To get the benefit of rehabilitation patients need to be taken to hospitals with specialist services – stroke centres.  So while there is doubt about the efficacy of some hospital based intervention, I don’t think that there is any doubt that good quality care from paramedics with expedient transport to a suitable hospital can still be of benefit.  Make sure you cover the basics well:

  • Consider stroke mimics and get baselines of vitals signs, including (most importantly) a blood sugar level.
  • Consider the need for intensive care backup.  Of course, there is nothing further that an IC paramedic can do, unless there is airway compromise that you cannot manage on your own.  I suspect that having to intubate a stroke patient is probably not a good prognostic sign…
  • Start an IV on the way.  Maybe two.  Opinions vary, but I am aware that some neurologists prefer a larger cannula for their contrast studies in CT.  Of course you don’t need to try and be a hero, just get in what you can where you can (I’ll rant about IV placement another time).
  • Alert the hospital that you are coming in with a stroke patient.  Be succinct and clear in your radio report – you are not giving them a full handover, they don’t need to know when the patient last saw their GP or what they had for breakfast (there’s another topic for a rant).  They just need to know what cubicle to get ready and which team to page.
  • Grab the patient details to give to the clerks as this will speed registration of the patient.
  • Above all, look after your patient.  Keep them warm, keep them comfortable and spend some time talking to them and their family on the way to hospital.  This is a terrifying situation for the patient and their family to be in.  Most people have a fair idea of what to look forward to post stroke, and it is not often a rosy scene.

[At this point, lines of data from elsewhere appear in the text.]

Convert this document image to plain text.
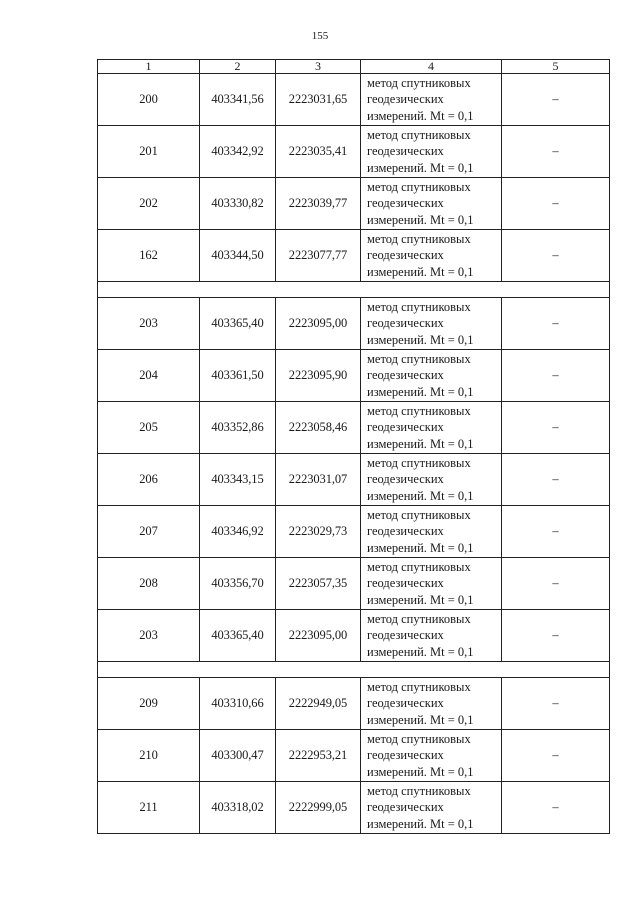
155
1	2	3	4	5
200	403341,56	2223031,65	метод спутниковых
геодезических
измерений. Mt = 0,1	–
201	403342,92	2223035,41	метод спутниковых
геодезических
измерений. Mt = 0,1	–
202	403330,82	2223039,77	метод спутниковых
геодезических
измерений. Mt = 0,1	–
162	403344,50	2223077,77	метод спутниковых
геодезических
измерений. Mt = 0,1	–

203	403365,40	2223095,00	метод спутниковых
геодезических
измерений. Mt = 0,1	–
204	403361,50	2223095,90	метод спутниковых
геодезических
измерений. Mt = 0,1	–
205	403352,86	2223058,46	метод спутниковых
геодезических
измерений. Mt = 0,1	–
206	403343,15	2223031,07	метод спутниковых
геодезических
измерений. Mt = 0,1	–
207	403346,92	2223029,73	метод спутниковых
геодезических
измерений. Mt = 0,1	–
208	403356,70	2223057,35	метод спутниковых
геодезических
измерений. Mt = 0,1	–
203	403365,40	2223095,00	метод спутниковых
геодезических
измерений. Mt = 0,1	–

209	403310,66	2222949,05	метод спутниковых
геодезических
измерений. Mt = 0,1	–
210	403300,47	2222953,21	метод спутниковых
геодезических
измерений. Mt = 0,1	–
211	403318,02	2222999,05	метод спутниковых
геодезических
измерений. Mt = 0,1	–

So ends my first real blog post.  Let me know what you think.  Too much or too little?  Too complex or too simple?  Feedback is good, so let me know what you think, and what you would like to see in the future.

For those who are interested, my primary sources for the info on IST-3 are Amit Maini’s wonderful post on his blog EDTCC and David Newman’s superb, brain-frying deep dive podcast and editorial from SmartEM.  My thanks to both of these guys for their work.